Lockey and MacKenzie are business guys, not civil rights crusaders. They wound up with a different kind of federal financing for their project than Forest City used.
The proposed new housing policy for Dallas offers real hope for decent affordable housing where little hope existed before.
Forest City was pre-Obama. Lockey and MacKenzie were post. Post-Obama, developers couldn’t just say mother-may-I anymore to HUD and get permission to dodge all their affordability requirements.
The city wasn’t up to speed on the difference. They loved the Lockey and MacKenzie deal and gave it green lights, checkered flags, go-aheads, bells, starter pistols, until Lockey and MacKenzie came in and reminded them (told them) that the LTV Tower project, post-Obama, would have to be truly affordable and accept Section 8 vouchers.
Oh, man, from that moment on City Hall looked like a bunch of escaped lobsters backing away from the cooking pot.
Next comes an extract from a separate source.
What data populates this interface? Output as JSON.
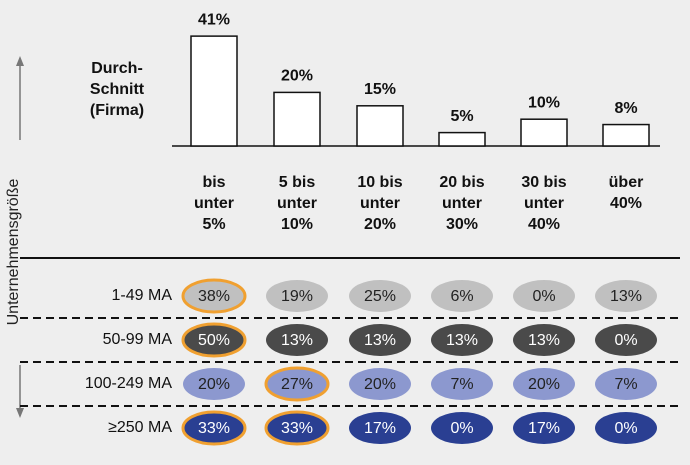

They pulled permissions, delayed financing, ducked phone calls, did everything they could until Lockey, MacKenzie and their investors lost the deal and lost $8 million in the process. So Lockey and MacKenzie complained to HUD and sued.
HUD has a history of being pretty much entirely worthless on most of this stuff, unwilling to enforce its own laws or chase its own money — too much trouble and not real money anyway — until some third party sues it into acting, which is what Lockey and MacKenzie have been trying to do.
A great deal of pressure also has been brought on HUD to man up and do its job in Dallas by housing advocate Betsy Julian of Inclusive Communities Project and by housing advocacy lawyers Mike Daniel and Laura Beshara. And then you have Dallas council member Scott Griggs, chair of the council's housing committee, who has worked for six months to come up with an open, clean policy not based on backroom winks and nudges with HUD.
The Griggs proposal is more radical than indicated in any of the reporting I have seen so far. The proposal calls on the council to craft an ordinance making it illegal for landlords to refuse to rent to voucher holders, even though the Legislature last year passed a law against such ordinances.
Yeah. You got that right. Our wonderful, anti-government, home-rule, local-is-better, Tea Party legislators passed a law saying it’s illegal for any local community to enact an ordinance banning source of income discrimination. In other words, they’re for home rule unless it gets in the way of their racism. Then they turn into Joe Stalin.
Anyway, there are a few little cracks of daylight in the state law, and apparently Griggs thinks there may be a way to slip this ordinance or part of it through one of those cracks.
The most dramatic imprint I see on this proposal, from both Lockey and MacKenzie and from Griggs, is the clear outline of a new idea: Just do this stuff by the law or don’t do it.
Don’t suck in hundreds of millions of dollars in federal desegregation money if you don’t want to do desegregation. Don’t suck private sector entrepreneurs into the web and especially don’t suck their money into it if you don’t intend to play by the rules and live up to your contracts.
If you can’t get private money to redevelop your downtown, and if the federal money carries obligations you don’t want to meet, then you probably can’t redevelop your downtown right now. But don’t get us into this whole tangled back-corridor web of hugger-muggery, nudge-nudge, wink-wink, backward crab-walking and not taking phone calls.
If you read their complaints and their lawsuits, that’s The World According to Lockey and MacKenzie. This city may owe those guys a major debt when this is all said and done.